交渉は決裁者を同席させないことが原則です。その場で決裁を迫られた場合、決断しなければならず、不利な条件で合意することになってしまいます。特に、社長や幹部社員が挨拶訪問をした際に、交渉のテーブルにつかないことがポイントです。

交渉の現場では、相手の条件を聞き、こちらが集めた情報と照合をします。着地ポイントが見えても、その場での合意は控えます。

 

3:合意

提示された条件が妥当なものか、漏れがあることで追加費用がかからないかをチェックします。また、他に価格以外にお願いできる条件はないかと考えることも大切です。

 

 

 

交渉における注意点

 

ここからは交渉における注意点をお話しします。

 

1:話しすぎない

交渉中に話しすぎると、情報を相手に与えてしまうことになります。また、競合の見積もりを見せてそれ以下の価格に交渉する人もいますが、こうした対応は会社の品位を損ないます。

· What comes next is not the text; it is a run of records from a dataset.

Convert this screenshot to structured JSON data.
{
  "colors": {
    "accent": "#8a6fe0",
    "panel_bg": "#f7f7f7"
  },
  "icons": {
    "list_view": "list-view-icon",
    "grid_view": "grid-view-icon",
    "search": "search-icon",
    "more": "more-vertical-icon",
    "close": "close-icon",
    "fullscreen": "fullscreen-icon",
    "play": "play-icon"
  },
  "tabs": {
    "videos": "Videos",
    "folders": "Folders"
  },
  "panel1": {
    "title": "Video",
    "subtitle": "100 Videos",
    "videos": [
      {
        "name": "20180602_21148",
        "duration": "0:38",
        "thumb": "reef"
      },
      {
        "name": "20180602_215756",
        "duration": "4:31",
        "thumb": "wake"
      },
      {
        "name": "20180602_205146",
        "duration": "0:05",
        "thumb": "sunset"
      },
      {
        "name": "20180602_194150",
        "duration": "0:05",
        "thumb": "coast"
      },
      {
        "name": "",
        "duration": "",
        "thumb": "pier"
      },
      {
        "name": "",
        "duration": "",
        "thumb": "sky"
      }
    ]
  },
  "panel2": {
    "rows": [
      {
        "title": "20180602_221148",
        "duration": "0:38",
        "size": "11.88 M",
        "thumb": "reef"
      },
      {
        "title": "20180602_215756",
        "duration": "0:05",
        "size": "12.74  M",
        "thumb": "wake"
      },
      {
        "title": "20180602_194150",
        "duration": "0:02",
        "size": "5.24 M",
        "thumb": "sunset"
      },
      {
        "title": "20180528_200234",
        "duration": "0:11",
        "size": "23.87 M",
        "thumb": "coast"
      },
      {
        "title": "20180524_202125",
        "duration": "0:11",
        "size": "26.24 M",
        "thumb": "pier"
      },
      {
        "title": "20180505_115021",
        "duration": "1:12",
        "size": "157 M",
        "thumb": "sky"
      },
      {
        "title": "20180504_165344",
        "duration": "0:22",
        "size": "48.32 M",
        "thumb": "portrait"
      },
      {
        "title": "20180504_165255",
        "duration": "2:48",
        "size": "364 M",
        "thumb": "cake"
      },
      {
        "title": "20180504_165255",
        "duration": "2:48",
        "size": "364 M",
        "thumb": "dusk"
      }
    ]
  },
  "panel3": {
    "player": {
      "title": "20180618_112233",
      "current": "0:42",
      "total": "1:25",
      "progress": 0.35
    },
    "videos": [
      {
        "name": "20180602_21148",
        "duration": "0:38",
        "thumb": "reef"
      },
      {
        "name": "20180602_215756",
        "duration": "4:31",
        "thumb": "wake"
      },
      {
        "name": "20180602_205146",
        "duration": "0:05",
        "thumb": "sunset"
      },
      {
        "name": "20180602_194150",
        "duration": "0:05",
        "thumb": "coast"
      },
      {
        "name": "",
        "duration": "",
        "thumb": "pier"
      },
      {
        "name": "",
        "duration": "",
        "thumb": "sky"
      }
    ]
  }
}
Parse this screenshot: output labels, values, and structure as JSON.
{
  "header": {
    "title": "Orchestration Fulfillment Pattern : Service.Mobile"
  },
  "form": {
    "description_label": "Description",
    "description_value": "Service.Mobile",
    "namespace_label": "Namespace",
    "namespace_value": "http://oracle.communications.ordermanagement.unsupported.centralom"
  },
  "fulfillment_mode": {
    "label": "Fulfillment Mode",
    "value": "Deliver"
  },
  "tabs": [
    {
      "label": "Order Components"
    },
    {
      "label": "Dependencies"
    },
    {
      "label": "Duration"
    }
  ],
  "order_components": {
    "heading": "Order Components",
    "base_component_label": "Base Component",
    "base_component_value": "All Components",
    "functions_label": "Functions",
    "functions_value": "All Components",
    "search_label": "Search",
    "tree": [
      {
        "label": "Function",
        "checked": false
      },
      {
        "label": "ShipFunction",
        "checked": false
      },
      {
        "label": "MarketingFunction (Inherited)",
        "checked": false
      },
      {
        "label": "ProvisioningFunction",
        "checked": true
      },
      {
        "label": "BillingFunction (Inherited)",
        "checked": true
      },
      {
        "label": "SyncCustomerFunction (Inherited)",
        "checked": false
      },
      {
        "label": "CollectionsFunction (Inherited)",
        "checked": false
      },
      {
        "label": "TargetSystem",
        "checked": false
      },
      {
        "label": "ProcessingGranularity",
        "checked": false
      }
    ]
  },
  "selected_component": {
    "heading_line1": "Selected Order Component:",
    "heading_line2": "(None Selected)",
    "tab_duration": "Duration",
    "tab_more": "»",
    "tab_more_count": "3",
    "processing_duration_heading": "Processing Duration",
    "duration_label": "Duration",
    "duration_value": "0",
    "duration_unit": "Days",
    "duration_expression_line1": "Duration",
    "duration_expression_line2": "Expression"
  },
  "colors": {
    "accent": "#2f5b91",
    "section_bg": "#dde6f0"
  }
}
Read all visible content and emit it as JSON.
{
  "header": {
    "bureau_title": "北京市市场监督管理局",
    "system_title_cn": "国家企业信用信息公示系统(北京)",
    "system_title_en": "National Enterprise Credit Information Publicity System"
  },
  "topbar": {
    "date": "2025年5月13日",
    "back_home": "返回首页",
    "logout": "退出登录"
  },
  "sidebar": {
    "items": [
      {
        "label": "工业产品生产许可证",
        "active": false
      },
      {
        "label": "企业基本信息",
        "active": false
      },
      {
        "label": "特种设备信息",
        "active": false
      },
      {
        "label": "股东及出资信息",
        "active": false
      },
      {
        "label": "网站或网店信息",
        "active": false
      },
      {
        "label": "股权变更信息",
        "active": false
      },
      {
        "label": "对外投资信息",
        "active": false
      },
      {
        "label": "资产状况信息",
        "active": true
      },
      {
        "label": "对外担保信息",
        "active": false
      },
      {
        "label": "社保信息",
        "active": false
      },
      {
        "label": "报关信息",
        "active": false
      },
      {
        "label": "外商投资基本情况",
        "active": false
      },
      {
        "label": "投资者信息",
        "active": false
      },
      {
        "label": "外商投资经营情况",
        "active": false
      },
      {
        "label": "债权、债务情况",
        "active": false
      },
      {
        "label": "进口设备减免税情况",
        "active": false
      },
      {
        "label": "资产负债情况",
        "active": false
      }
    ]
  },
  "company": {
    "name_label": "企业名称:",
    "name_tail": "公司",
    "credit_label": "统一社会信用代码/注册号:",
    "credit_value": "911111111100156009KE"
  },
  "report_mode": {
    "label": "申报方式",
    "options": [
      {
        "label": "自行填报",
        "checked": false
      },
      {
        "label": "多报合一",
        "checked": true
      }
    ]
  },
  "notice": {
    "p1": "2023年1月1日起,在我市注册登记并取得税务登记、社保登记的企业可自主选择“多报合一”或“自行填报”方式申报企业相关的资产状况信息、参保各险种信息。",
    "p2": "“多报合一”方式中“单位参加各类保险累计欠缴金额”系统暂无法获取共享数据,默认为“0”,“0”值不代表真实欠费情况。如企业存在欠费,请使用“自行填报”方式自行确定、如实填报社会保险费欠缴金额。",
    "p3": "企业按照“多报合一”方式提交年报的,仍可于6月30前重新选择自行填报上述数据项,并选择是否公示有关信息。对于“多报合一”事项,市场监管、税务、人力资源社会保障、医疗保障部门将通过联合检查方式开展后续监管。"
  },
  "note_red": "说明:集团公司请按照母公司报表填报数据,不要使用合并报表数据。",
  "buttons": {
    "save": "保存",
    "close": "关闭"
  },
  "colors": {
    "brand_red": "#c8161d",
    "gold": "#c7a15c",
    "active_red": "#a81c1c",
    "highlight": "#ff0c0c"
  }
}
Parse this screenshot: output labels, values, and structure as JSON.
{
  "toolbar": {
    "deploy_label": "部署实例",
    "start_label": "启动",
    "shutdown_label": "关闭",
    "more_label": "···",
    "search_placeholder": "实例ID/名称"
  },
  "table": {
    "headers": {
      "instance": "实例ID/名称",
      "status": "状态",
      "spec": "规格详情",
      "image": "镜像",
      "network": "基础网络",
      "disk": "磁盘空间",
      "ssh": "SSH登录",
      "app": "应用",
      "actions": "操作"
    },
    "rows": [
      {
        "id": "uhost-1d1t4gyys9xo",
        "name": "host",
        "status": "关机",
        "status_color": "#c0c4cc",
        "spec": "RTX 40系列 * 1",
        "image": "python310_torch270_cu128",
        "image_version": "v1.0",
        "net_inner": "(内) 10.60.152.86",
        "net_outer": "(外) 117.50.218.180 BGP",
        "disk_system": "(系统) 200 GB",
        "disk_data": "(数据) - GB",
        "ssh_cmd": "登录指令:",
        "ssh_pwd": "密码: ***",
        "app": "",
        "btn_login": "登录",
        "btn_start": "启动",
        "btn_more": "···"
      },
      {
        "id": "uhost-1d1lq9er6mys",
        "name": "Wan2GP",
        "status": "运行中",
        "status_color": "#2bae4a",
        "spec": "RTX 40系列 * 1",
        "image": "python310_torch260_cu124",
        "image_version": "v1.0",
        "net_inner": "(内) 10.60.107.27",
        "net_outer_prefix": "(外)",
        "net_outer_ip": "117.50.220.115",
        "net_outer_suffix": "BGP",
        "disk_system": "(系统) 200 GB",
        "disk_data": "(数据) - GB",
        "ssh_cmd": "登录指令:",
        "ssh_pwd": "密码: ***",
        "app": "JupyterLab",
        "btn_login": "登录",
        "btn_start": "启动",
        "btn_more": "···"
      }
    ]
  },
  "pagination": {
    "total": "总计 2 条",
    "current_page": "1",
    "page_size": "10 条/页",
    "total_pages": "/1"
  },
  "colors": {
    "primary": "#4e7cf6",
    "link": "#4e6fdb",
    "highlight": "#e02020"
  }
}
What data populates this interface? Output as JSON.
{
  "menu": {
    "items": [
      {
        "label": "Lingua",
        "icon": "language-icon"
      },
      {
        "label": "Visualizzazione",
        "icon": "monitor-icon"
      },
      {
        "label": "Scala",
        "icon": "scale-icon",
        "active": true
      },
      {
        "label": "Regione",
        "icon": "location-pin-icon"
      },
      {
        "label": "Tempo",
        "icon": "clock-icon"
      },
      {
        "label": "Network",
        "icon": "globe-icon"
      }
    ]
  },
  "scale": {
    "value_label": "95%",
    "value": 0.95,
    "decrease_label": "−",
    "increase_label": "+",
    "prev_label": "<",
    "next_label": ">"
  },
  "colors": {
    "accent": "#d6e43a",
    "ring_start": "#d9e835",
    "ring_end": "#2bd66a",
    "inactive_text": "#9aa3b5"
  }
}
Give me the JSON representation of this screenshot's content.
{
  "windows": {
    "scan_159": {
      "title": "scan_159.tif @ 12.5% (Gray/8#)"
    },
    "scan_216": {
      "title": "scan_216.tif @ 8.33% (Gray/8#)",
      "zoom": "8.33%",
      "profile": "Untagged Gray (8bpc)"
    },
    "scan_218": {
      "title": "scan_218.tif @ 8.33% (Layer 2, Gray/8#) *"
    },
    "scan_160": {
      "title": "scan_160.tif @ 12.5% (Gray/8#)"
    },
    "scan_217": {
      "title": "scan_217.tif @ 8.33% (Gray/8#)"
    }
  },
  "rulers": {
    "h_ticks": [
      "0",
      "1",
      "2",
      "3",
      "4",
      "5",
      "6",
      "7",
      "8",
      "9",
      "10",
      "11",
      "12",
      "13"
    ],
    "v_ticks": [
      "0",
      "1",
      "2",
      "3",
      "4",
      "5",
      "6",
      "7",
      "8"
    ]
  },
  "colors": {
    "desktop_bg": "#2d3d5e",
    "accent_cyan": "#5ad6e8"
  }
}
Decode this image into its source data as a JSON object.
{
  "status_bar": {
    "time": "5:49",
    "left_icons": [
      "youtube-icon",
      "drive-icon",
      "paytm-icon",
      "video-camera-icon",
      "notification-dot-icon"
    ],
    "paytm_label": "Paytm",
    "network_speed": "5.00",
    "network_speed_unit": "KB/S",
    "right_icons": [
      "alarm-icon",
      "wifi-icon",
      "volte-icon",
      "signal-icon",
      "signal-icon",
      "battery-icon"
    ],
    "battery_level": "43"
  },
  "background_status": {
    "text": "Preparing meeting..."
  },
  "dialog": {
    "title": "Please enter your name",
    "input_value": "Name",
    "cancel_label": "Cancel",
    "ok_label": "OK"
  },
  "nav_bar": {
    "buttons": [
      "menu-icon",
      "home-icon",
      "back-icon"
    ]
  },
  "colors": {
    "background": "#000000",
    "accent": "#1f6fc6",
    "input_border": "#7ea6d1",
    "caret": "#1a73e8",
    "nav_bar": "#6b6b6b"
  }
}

見せた見積もりが、品質に問題がある会社の場合、逆に相手の交渉を優位にしてしまいます。

 

 

2:条件は相手から提示させる

指値を先に言ってしまった場合、先方のボトムラインよりも高い価格で合意してしまうことがあります。条件は必ず相手から提示してもらいます。もちろん、「これが限界です。」という話を鵜呑みにしてはいけません。

 

 

3:切り込むトークを持っておく

相手のボトムラインに近づけるために、確信に切り込むトークを用意しておきます。

「これ以上、コストを下げる方法はありませんか?」

「これが限界である根拠を教えてください。」

「価格以外でご提案いただくことはありませんか?」

という具合です。

 

逆に売り手の立場で切り込むトークは、

「この価格で満足いただけない点は、どんなところでしょう?」

「価格以外で検討していただくポイントはありませんか?」

「もし、ご希望の価格を了承すれば、今ご発注を決めていただけますか?」

 

という具合です。

 

 

4:相手の情報を読み取る

交渉は相手を論破する場ではありません。合意した後に仕事が始まるので、相手のモチベーションを下げないことが重要です。対立的議論ではなく、交渉相手の情報を読み取りつつ、ダメージのない着地点を見つけます。

 

・強みと弱み

相手の強みと弱みを知ることで、業界全体の価格と品質のバランスがわかります。

 

・期間

納期対応に関する情報を取得することで、スピード感のあるビジネスを展開することができます。

 

・決裁方式

役職によって決裁範囲が違う場合、担当者の顔を潰さずに、上司の決裁を依頼します。

 

・決裂した時に代替え案

もし、条件で折り合いがつかない場合、どうするのかを聞いておくことで、相手にとって自社の重要度がわかります。

 

 

 

交渉を有利にする手札

 

1:サプライヤーの変更が可能かどうかを確認しておく

売り手の最も恐れるのは、他社にスイッチされてしまうことです。逆に、厳しい交渉をし続けると、断られてしまうことがあります。交渉前にサプライヤーのスイッチが可能かどうかを担当部署と確認をしておきます。

 

2:即決しない

どんなに有利な条件に思えても、即決しないで、検討することが重要です。後で穴が見つかるかもしれません。売り手と買い手共に決裁者を同席させないことが原則です。同席する場合は、社内決裁システムを理由に、持ち帰って返答をすることにしてください。

 

3:最後に少し譲歩する

価格を安くすれば交渉が成功したとは限りません。価格を譲歩する代わりに、品質面のグレードアップなどを依頼することもできます。少し譲歩することで、交渉クロージングの後味が良くなります。

 

4:時間に余裕を持つ

交渉を長引かせることはお互いのロスが大きくなります。しかし、交渉のスタートは早めに行ってください。納期がないことを理由に特別料金の交渉など、最初から不利な条件を提示されることがあります。

 

 

まとめ

 

この記事では交渉についての方法論と注意点を考えました。交渉はビジネスの大切なスキルです。立場を盾に傲慢な態度を取ったり、感情的にならずに交渉を進めてください。大切なことは、自社に有利な条件を引き出しつつも、サプライヤーとの信頼関係を構築することです。